This is Our Youth
Local Arts Reviews
Reviewed by Wayne Alan Brenner, Fri., July 20, 2001
This is Our Youth: And They're Not Kidding Around
Hyde Park Theatre,
through July 28
Running Time: 2 hrs
This is our youth. Yes, it is: Not necessarily the "youth of today," although it could be that, too, with only a few temporal signifiers (the songs on the radio, Ronald Reagan still president) to suggest otherwise.
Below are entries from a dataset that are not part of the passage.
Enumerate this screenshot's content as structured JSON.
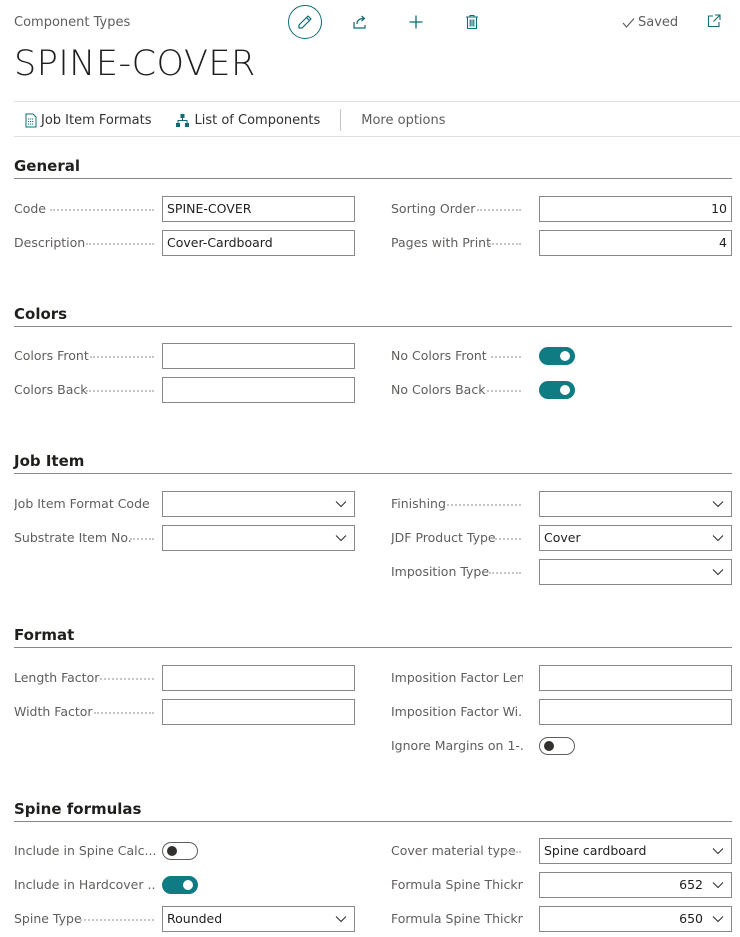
{
  "header": {
    "caption": "Component Types",
    "title": "SPINE-COVER",
    "status": "Saved",
    "icons": [
      "edit-icon",
      "share-icon",
      "new-icon",
      "delete-icon",
      "saved-check-icon",
      "popout-icon"
    ]
  },
  "actions": {
    "job_item_formats": "Job Item Formats",
    "list_of_components": "List of Components",
    "more_options": "More options"
  },
  "sections": {
    "general": {
      "title": "General",
      "code": {
        "label": "Code",
        "value": "SPINE-COVER"
      },
      "description": {
        "label": "Description",
        "value": "Cover-Cardboard"
      },
      "sorting_order": {
        "label": "Sorting Order",
        "value": "10"
      },
      "pages_with_print": {
        "label": "Pages with Print",
        "value": "4"
      }
    },
    "colors": {
      "title": "Colors",
      "colors_front": {
        "label": "Colors Front",
        "value": ""
      },
      "colors_back": {
        "label": "Colors Back",
        "value": ""
      },
      "no_colors_front": {
        "label": "No Colors Front",
        "on": true
      },
      "no_colors_back": {
        "label": "No Colors Back",
        "on": true
      }
    },
    "job_item": {
      "title": "Job Item",
      "job_item_format_code": {
        "label": "Job Item Format Code",
        "value": ""
      },
      "substrate_item_no": {
        "label": "Substrate Item No.",
        "value": ""
      },
      "finishing": {
        "label": "Finishing",
        "value": ""
      },
      "jdf_product_type": {
        "label": "JDF Product Type",
        "value": "Cover"
      },
      "imposition_type": {
        "label": "Imposition Type",
        "value": ""
      }
    },
    "format": {
      "title": "Format",
      "length_factor": {
        "label": "Length Factor",
        "value": ""
      },
      "width_factor": {
        "label": "Width Factor",
        "value": ""
      },
      "imposition_factor_length": {
        "label": "Imposition Factor Len...",
        "value": ""
      },
      "imposition_factor_width": {
        "label": "Imposition Factor Wi...",
        "value": ""
      },
      "ignore_margins": {
        "label": "Ignore Margins on 1-...",
        "on": false
      }
    },
    "spine": {
      "title": "Spine formulas",
      "include_spine_calc": {
        "label": "Include in Spine Calc...",
        "on": false
      },
      "include_hardcover": {
        "label": "Include in Hardcover ...",
        "on": true
      },
      "spine_type": {
        "label": "Spine Type",
        "value": "Rounded"
      },
      "cover_material_type": {
        "label": "Cover material type",
        "value": "Spine cardboard"
      },
      "formula_spine_thickness_1": {
        "label": "Formula Spine Thickn...",
        "value": "652"
      },
      "formula_spine_thickness_2": {
        "label": "Formula Spine Thickn...",
        "value": "650"
      }
    }
  },
  "colors": {
    "accent": "#0f7b83",
    "border": "#8a8886",
    "label": "#605e5c"
  }
}
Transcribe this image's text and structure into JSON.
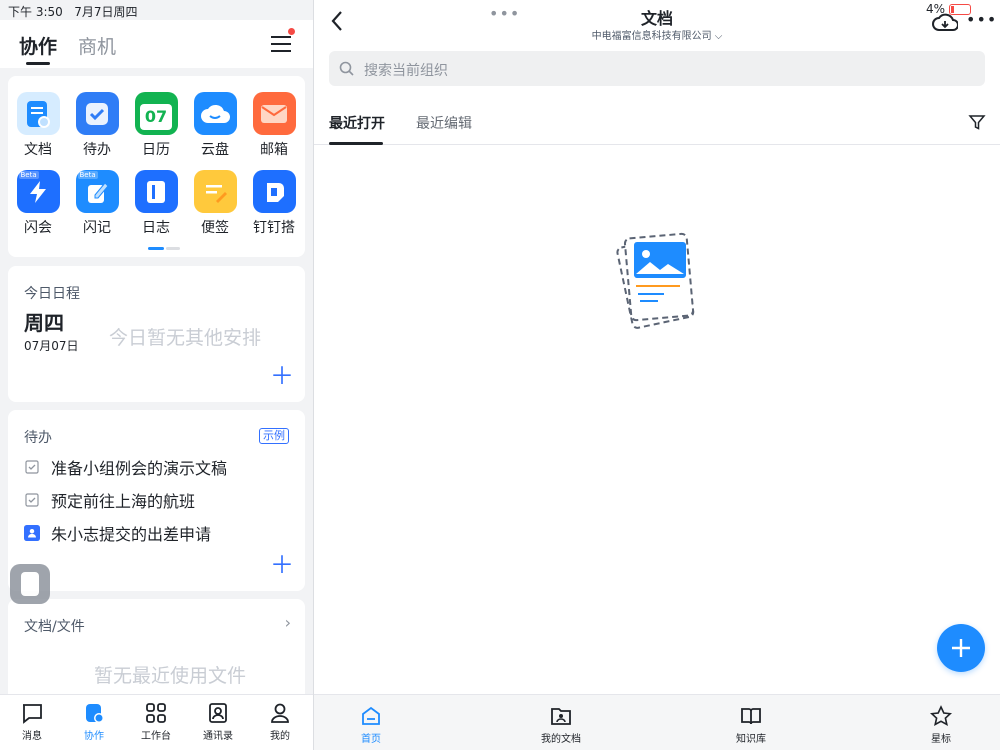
{
  "status": {
    "time": "下午 3:50",
    "date": "7月7日周四",
    "battery": "4%"
  },
  "left": {
    "tabs": [
      "协作",
      "商机"
    ],
    "apps": [
      {
        "label": "文档",
        "icon": "doc-icon"
      },
      {
        "label": "待办",
        "icon": "todo-icon"
      },
      {
        "label": "日历",
        "icon": "calendar-icon",
        "day": "07"
      },
      {
        "label": "云盘",
        "icon": "cloud-drive-icon"
      },
      {
        "label": "邮箱",
        "icon": "mail-icon"
      },
      {
        "label": "闪会",
        "icon": "flash-meeting-icon",
        "badge": "Beta"
      },
      {
        "label": "闪记",
        "icon": "flash-note-icon",
        "badge": "Beta"
      },
      {
        "label": "日志",
        "icon": "log-icon"
      },
      {
        "label": "便签",
        "icon": "sticky-note-icon"
      },
      {
        "label": "钉钉搭",
        "icon": "dingtalk-build-icon"
      }
    ],
    "schedule": {
      "title": "今日日程",
      "weekday": "周四",
      "date": "07月07日",
      "empty": "今日暂无其他安排"
    },
    "todo": {
      "title": "待办",
      "badge": "示例",
      "items": [
        "准备小组例会的演示文稿",
        "预定前往上海的航班",
        "朱小志提交的出差申请"
      ]
    },
    "docs": {
      "title": "文档/文件",
      "empty": "暂无最近使用文件"
    },
    "nav": [
      "消息",
      "协作",
      "工作台",
      "通讯录",
      "我的"
    ]
  },
  "right": {
    "title": "文档",
    "org": "中电福富信息科技有限公司",
    "search_placeholder": "搜索当前组织",
    "tabs": [
      "最近打开",
      "最近编辑"
    ],
    "nav": [
      "首页",
      "我的文档",
      "知识库",
      "星标"
    ]
  },
  "colors": {
    "accent": "#3370ff",
    "fab": "#1e8cff"
  }
}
This youth, in other words, is ours, possessively: yours and mine, the things we went through when we were in our early 20s and had little idea what the hell we were going to do to achieve our goals -- if we had any defined goals in the first place.
Of course, unlike the characters in this Kenneth Lonergan play from Saints and Poets Theatre, we might not have been quite so heavily into drugs at the time, and only an even smaller number of us may have dealt drugs so heavily; but there we were. Coping with the fallout from having grown up in dysfunctional families, tangled in friendships that were often abusive reiterations of those families, making unsure attempts at more intimate connections with strangers or friends who complemented our sexual preferences. And still not quite beaten down by the inexorable cudgel of Life Beyond Adolescence. Remember all that? Playwright Lonergan remembers, and he doesn't cut any corners in this hyperrealistic story of two young men dealing with the burden of the $15,000 one of them has ripped off from his father.
Director Justin Elliott doesn't cut any corners, either, pulling all he can from his actors and moving them naturally around the litter-strewn, dope-saturated apartment in which the action unfolds. Ryan King is Warren, a fucked-up schlemiel of a kid trying to get by in a world he seems too emotionally clumsy for. Tristan Colton is Warren's friend Dennis, if you stretch the meaning of "friend" to encompass "self-obsessed, manipulative shitheel," and he's moving so much pot and coke out of his apartment that he could qualify for a small business loan.
The actors bring these guys to pure, unfiltered life, every twitch and slouch, every blame and whine and burst of cheap violence. Colton provides an impressive performance, but he can't quite match the nervous intensity, the sheer naturalness of King's Warren. And when Warren meets Jessica, and the two of them are not sure exactly how much they like or trust each other but they kind of want to get horizontal anyway, and they're involved in that whole uncomfortable pre-coitus dance? Devon G. Whitley plays Jessica as if she'd learned the part through osmosis, as if what you're seeing onstage is what a fly on the wall would have seen where this story must have occurred.
The whole show is convincing like that.
This Saints and Poets company, pretty damned new on the scene and here staking a major claim to legitimacy, work hard at their craft and they're lousy with talent. If these guys are our youth, the geezers among us can rest easy: The kids are much more than all right.